それだけではなく、電子行政の実現に向けた「ブロックチェーン技術」や「自走式の遠隔操作分身ロボット」、さらには「ドローン」や「MaaS(※)プラットフォーム」といったスマートシティを形づくる注目の新技術導入を目指し、現在12の民間企業・団体との包括連携協定を締結しています(下図参照)。

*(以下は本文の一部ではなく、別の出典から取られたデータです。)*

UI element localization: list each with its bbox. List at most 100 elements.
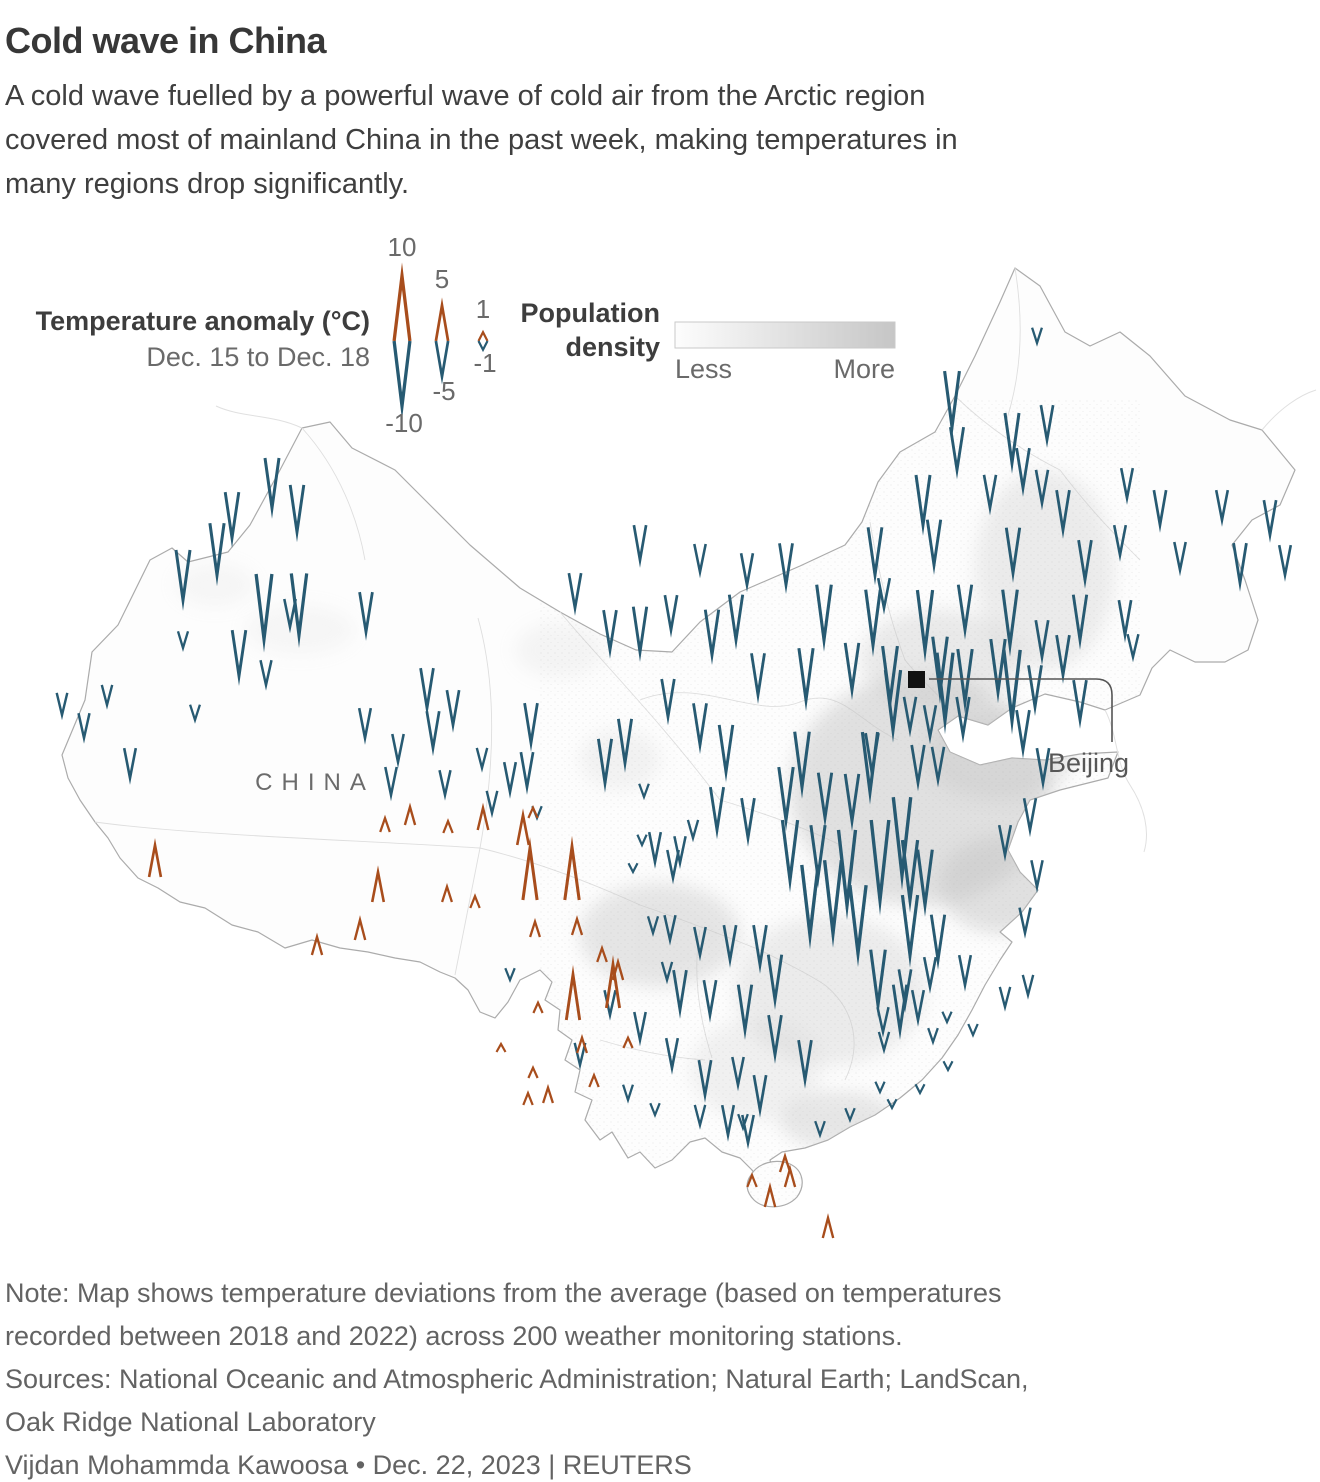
note-line: recorded between 2018 and 2022) across 2… [5, 1321, 903, 1351]
temperature-spike [702, 979, 718, 1023]
temperature-spike [843, 642, 861, 701]
temperature-spike [434, 297, 450, 342]
temperature-spike [567, 572, 583, 616]
temperature-spike [1232, 542, 1248, 592]
subtitle-line: covered most of mainland China in the pa… [5, 124, 958, 156]
temperature-spike [370, 865, 386, 903]
temperature-spike [441, 882, 453, 903]
temperature-spike [876, 1006, 890, 1038]
temperature-spike [1214, 489, 1230, 527]
temperature-spike [727, 594, 745, 650]
temperature-spike [358, 591, 374, 641]
temperature-spike [176, 630, 190, 653]
temperature-spike [876, 577, 892, 615]
legend-anomaly-subtitle: Dec. 15 to Dec. 18 [146, 342, 370, 372]
temperature-spike [816, 772, 834, 828]
legend-value-minus1: -1 [473, 348, 496, 378]
temperature-spike [532, 999, 544, 1014]
temperature-spike [55, 692, 69, 721]
temperature-spike [740, 797, 756, 847]
temperature-spike [693, 543, 707, 579]
temperature-spike [737, 1113, 749, 1132]
temperature-spike [915, 589, 935, 663]
temperature-spike [392, 262, 412, 342]
legend-temperature-anomaly: Temperature anomaly (°C) Dec. 15 to Dec.… [36, 232, 497, 438]
temperature-spike [616, 718, 634, 773]
temperature-spike [632, 524, 648, 568]
beijing-label: Beijing [1048, 748, 1129, 778]
temperature-spike [100, 684, 114, 710]
temperature-spike [697, 1059, 713, 1103]
temperature-spike [910, 989, 926, 1027]
legend-population-density: Population density Less More [521, 298, 896, 384]
temperature-spike [1034, 469, 1050, 511]
temperature-spike [289, 573, 309, 649]
temperature-spike [793, 731, 811, 799]
legend-anomaly-title: Temperature anomaly (°C) [36, 306, 370, 336]
temperature-spike [477, 329, 489, 342]
temperature-spike [783, 1164, 797, 1188]
subtitle-line: many regions drop significantly. [5, 168, 410, 200]
temperature-spike [638, 783, 650, 801]
legend-value-minus5: -5 [432, 376, 455, 406]
legend-density-more: More [833, 354, 895, 384]
temperature-spike [722, 924, 738, 968]
temperature-spike [869, 819, 891, 916]
temperature-spike [521, 837, 539, 901]
temperature-spike [1003, 412, 1021, 474]
temperature-spike [836, 829, 858, 921]
temperature-spike [1055, 634, 1071, 684]
temperature-spike [1021, 974, 1035, 1000]
temperature-spike [647, 831, 663, 869]
temperature-spike [703, 609, 721, 665]
temperature-spike [425, 710, 441, 757]
neighbour-border-line [1104, 709, 1147, 853]
temperature-spike [1031, 327, 1043, 347]
temperature-spike [1030, 860, 1044, 894]
legend-value-plus5: 5 [435, 264, 449, 294]
temperature-spike [1277, 544, 1293, 582]
temperature-spike [527, 1064, 539, 1079]
temperature-spikes-layer [55, 327, 1293, 1239]
temperature-spike [660, 961, 674, 985]
temperature-spike [230, 629, 248, 686]
temperature-spike [778, 543, 794, 595]
basemap [61, 267, 1317, 1208]
temperature-spike [883, 669, 903, 743]
temperature-spike [767, 1014, 783, 1064]
temperature-spike [174, 549, 192, 611]
temperature-spike [596, 944, 608, 963]
temperature-spike [563, 835, 581, 901]
temperature-spike [877, 1031, 891, 1055]
temperature-spike [391, 733, 405, 769]
note-text: Note: Map shows temperature deviations f… [5, 1272, 1002, 1358]
temperature-spike [384, 766, 398, 802]
temperature-spike [869, 949, 887, 1017]
temperature-spike [750, 653, 766, 705]
province-border-line [454, 847, 481, 976]
temperature-spike [997, 824, 1013, 862]
temperature-spike [693, 1104, 707, 1130]
temperature-spike [259, 659, 273, 691]
temperature-spike [900, 839, 920, 913]
temperature-spike [736, 984, 754, 1040]
temperature-spike [223, 491, 241, 548]
temperature-spike [720, 1104, 736, 1142]
temperature-spike [469, 893, 481, 909]
temperature-spike [955, 696, 971, 744]
temperature-spike [189, 704, 201, 724]
temperature-spike [1119, 467, 1135, 505]
temperature-spike [633, 1011, 647, 1047]
temperature-spike [957, 954, 973, 992]
temperature-spike [943, 370, 961, 439]
temperature-spike [664, 1037, 680, 1075]
temperature-spike [570, 915, 584, 936]
temperature-spike [900, 894, 920, 968]
temperature-spike [914, 1083, 926, 1096]
note-line: Note: Map shows temperature deviations f… [5, 1278, 1002, 1308]
temperature-spike [542, 1083, 554, 1104]
temperature-spike [927, 1027, 939, 1046]
temperature-spike [522, 1090, 534, 1106]
temperature-spike [843, 773, 861, 832]
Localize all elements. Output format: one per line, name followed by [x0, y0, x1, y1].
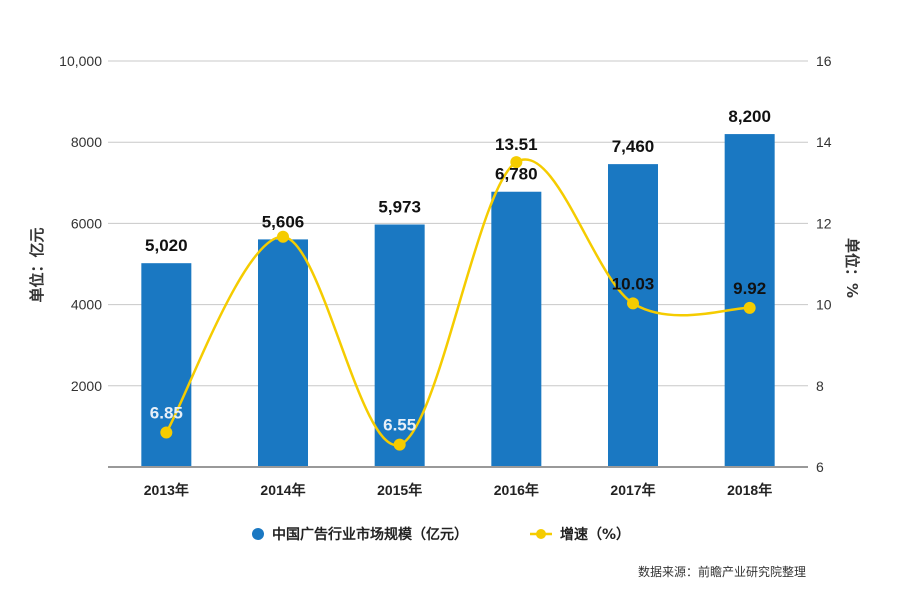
bar — [608, 164, 658, 467]
growth-point — [393, 438, 406, 451]
bar-value-label: 6,780 — [495, 165, 538, 184]
bar-series — [141, 134, 775, 467]
left-tick-label: 4000 — [71, 297, 102, 313]
left-tick-label: 6000 — [71, 215, 102, 231]
bar — [491, 191, 542, 467]
growth-value-label: 9.92 — [733, 279, 766, 298]
category-label: 2018年 — [727, 482, 772, 498]
bar-value-label: 5,020 — [145, 236, 188, 255]
growth-line — [165, 158, 750, 446]
right-tick-label: 10 — [816, 297, 832, 313]
bar — [258, 239, 308, 467]
bar-value-label: 5,606 — [262, 212, 305, 231]
growth-value-label: 13.51 — [495, 135, 538, 154]
growth-point — [277, 230, 289, 243]
axes: 2000 4000 6000 8000 10,000 6 8 10 12 14 16 2013年 201… — [59, 53, 832, 498]
bar-value-label: 8,200 — [728, 107, 771, 126]
legend-bar-marker — [252, 528, 264, 540]
growth-value-label: 6.85 — [150, 403, 183, 422]
bar-value-label: 7,460 — [612, 137, 655, 156]
growth-point — [627, 297, 639, 310]
bar — [724, 134, 775, 467]
bar-value-label: 5,973 — [378, 197, 421, 216]
growth-point — [743, 301, 756, 314]
right-tick-label: 8 — [816, 378, 824, 394]
growth-value-label: 6.55 — [383, 416, 416, 435]
left-tick-label: 8000 — [71, 134, 102, 150]
growth-point — [510, 156, 523, 169]
gridlines — [108, 60, 808, 387]
right-tick-label: 16 — [816, 53, 832, 69]
category-label: 2014年 — [260, 482, 305, 498]
right-tick-label: 6 — [816, 459, 824, 475]
line-series — [160, 156, 756, 451]
left-axis-title: 单位：亿元 — [28, 227, 46, 302]
legend: 中国广告行业市场规模（亿元） 增速（%） — [252, 526, 630, 543]
right-tick-label: 14 — [816, 134, 832, 150]
right-tick-label: 12 — [816, 215, 832, 231]
data-labels: 5,020 5,606 5,973 6,780 7,460 8,200 6.85 6.55 13… — [145, 107, 771, 435]
growth-value-label: 10.03 — [612, 274, 655, 293]
category-label: 2015年 — [377, 482, 422, 498]
category-label: 2017年 — [610, 482, 655, 498]
legend-line-label: 增速（%） — [560, 526, 630, 543]
category-label: 2013年 — [144, 482, 189, 498]
legend-line-marker — [536, 529, 546, 539]
legend-bar-label: 中国广告行业市场规模（亿元） — [272, 526, 468, 543]
left-tick-label: 2000 — [71, 378, 102, 394]
source-note: 数据来源：前瞻产业研究院整理 — [638, 564, 806, 579]
right-axis-title: 单位：% — [843, 238, 861, 298]
left-tick-label: 10,000 — [59, 53, 102, 69]
category-label: 2016年 — [494, 482, 539, 498]
growth-point — [160, 426, 173, 439]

※MaaS:Mobility as a Serviceの略。ICTを活用して交通をクラウド化し、マイカー以外のすべての交通手段をシームレスにつなぎ、提供するサービス
規制緩和や環境整備を進め、企業にチャレンジの場を提供
―国や民間企業など、多くの主体と戦略的に連携を進めていますね。
スマートシティという高い理想を実現するには、当市だけでできることはあまりに限られていますから。国の支援や民間の知恵を導入することは、早くから意識してきました。外部との連携を進めるには、いかに当市から魅力を提供できるかが求められます。たとえば、国の施策であれば成果が測りやすい環境を提供できるか。また、民間企業に対しては新しい技術を実用化するためのチャレンジの場をいかに提供できるか。お互いにWIN-WINの関係をつくることが真の公民連携だと考え、規制緩和や環境整備を進めてきました。こうした関係の構築が、将来の産業創出の入り口にもなると考えています。
―現下のコロナ禍で、これらの施策に影響はありませんか。
コロナ禍の余波がまったくないといえばうそになりますが、大きく影響を受けているようではいけないと思っています。当市の未来にとってスマートシティへの移行が最重要課題であることになんら変わりはなく、残された時間は多くはありません。逆にコロナ禍によって、デジタル化の流れは一層加速しており、その流れに乗りながら、決してこの動きを止めてはいけないと考えています。
夢をもって未来を語れ。誇りをもてるようなまちを
―最後に、今後の市政方針を聞かせてください。
現在、多岐にわたる施策を同時並行的に進めていますが、これらはすべて最後にはスマートシティ実現につながってきます。その成果を早ければ2~3年後には、住民に示していければと考えています。市が政策の一丁目一番地に掲げるスマートシティ構想の実現で、自分たちの生活がどう変わるのか。市民が夢をもってまちの未来を語れ、郷土に誇りをもてるような加賀市をつくる。その道筋をつくることが私の使命だと肝に銘じています。
宮元 陸 (みやもと りく) プロフィール
昭和31年生まれ。法政大学法学部を卒業後、衆議院議員秘書を経て、平成11年4月から石川県議会議員を4期務める。その間、県議会副議長・県監査委員・県議会運営委員会委員を歴任。平成25年10月、加賀市長に就任し、現在2期目。